Although I don't want to break with the custom and I understand the
value for the checker if I follow it, I do think that it is more
natural to express the properties of a new term as theorems rather
than as functorial registrations.  By expressing properties in terms
of functorial registrations, one is writing for the MIZAR checker, not
for human readers.  It seems to me that using functorial registrations
takes MIZAR away from rather than toward the mathematical vernacular.
(Though perhaps one could argue that the MIZAR custom of functorial
registrations is actually captures what's going on in the mathematical
vernacular.)
Yes, it's a clear-cut example of a trade-off between sticking close to the 
mathematical vernacular and adding more automation with new language 
constructs. In this case, however, the registrations look painfully technical 
in their *.miz form, but various forms of presentation may 'smooth' them a 
bit - e.g. the relevant theorems could be printed in the *.xml presentation 
next to the registrations. And in the TEX'ed form of Formalized Mathematics 
the presentation looks more or less like a mathematical statement, e.g.: "One 
can verify that ... is ...".
I think you can have both the theorem and the registration (trivially 
justified by the theorem). Another "more human" way would be just to have 
a theorem-property (analogy of definitional properties like "symmetry"), 
which would tell the checker to use the theorem for the automations. 
Perhaps a better word than "property" would be Andrzej's "pragma" in this 
case (e.g. keyword "register"). But I think the current explicit writing 
of registrations does not hurt much, and the explicit writing has its 
advantages. Also, in the example, wasn't it possible to put "strict" 
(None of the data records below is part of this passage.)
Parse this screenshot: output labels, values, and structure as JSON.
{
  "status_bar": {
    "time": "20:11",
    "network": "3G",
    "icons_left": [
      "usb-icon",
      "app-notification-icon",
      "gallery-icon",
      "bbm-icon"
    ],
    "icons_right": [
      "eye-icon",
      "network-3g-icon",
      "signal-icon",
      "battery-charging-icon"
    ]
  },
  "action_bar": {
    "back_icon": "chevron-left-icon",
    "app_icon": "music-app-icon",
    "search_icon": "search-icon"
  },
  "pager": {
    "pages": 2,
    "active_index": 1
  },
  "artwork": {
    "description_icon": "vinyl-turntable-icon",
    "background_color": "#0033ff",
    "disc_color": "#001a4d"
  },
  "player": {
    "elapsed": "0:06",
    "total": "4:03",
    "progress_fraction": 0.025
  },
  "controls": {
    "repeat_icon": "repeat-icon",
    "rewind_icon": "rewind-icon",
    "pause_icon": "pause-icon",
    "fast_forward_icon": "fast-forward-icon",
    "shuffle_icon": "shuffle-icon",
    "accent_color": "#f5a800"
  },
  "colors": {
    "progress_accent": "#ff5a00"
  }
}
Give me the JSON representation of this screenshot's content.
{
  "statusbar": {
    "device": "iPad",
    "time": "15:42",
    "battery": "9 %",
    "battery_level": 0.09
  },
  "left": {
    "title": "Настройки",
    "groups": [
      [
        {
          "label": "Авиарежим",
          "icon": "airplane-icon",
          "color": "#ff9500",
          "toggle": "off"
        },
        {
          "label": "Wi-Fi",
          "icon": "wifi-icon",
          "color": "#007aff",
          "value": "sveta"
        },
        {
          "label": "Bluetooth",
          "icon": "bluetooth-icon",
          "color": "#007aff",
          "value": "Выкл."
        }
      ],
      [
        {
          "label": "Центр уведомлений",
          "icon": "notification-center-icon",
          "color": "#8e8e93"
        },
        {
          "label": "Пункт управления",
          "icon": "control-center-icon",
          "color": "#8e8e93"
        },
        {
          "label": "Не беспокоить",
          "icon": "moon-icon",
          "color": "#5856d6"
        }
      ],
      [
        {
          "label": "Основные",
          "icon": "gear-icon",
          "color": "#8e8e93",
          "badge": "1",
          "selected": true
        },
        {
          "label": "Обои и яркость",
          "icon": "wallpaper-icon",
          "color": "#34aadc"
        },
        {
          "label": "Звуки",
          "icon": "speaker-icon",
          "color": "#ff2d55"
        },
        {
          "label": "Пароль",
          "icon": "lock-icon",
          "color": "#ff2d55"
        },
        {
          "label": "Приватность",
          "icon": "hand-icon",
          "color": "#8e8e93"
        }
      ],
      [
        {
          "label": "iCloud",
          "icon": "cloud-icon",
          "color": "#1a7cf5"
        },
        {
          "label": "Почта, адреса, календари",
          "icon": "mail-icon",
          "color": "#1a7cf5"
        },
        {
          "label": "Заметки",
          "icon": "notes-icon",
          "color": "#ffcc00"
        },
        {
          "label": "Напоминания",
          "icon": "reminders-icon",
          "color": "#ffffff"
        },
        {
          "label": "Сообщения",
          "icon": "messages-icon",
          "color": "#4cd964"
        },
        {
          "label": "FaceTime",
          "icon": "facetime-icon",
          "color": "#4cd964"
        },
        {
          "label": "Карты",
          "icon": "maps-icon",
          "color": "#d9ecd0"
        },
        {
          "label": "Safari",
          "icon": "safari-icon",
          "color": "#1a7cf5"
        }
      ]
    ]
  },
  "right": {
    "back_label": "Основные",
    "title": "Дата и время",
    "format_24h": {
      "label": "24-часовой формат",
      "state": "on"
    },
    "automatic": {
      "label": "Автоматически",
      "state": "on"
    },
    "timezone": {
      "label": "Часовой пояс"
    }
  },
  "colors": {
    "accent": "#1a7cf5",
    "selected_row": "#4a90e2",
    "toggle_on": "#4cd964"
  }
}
directly in the result type of F2 instead of having an extra registration 
for it?
Last thing: the confusion with different versions of "strict" can be 
already now avoided by using synonyms, e.g.:
notation
let G be LoopStr;
synonym G is strict_LoopStr for G is strict;
end;

It wouldn't hurt to add such synonyms automatically to each article accepted to MML, so that when the context is overloaded, people could make sure that they get what they want (if they do not look at the HTML, or other semantic explanation).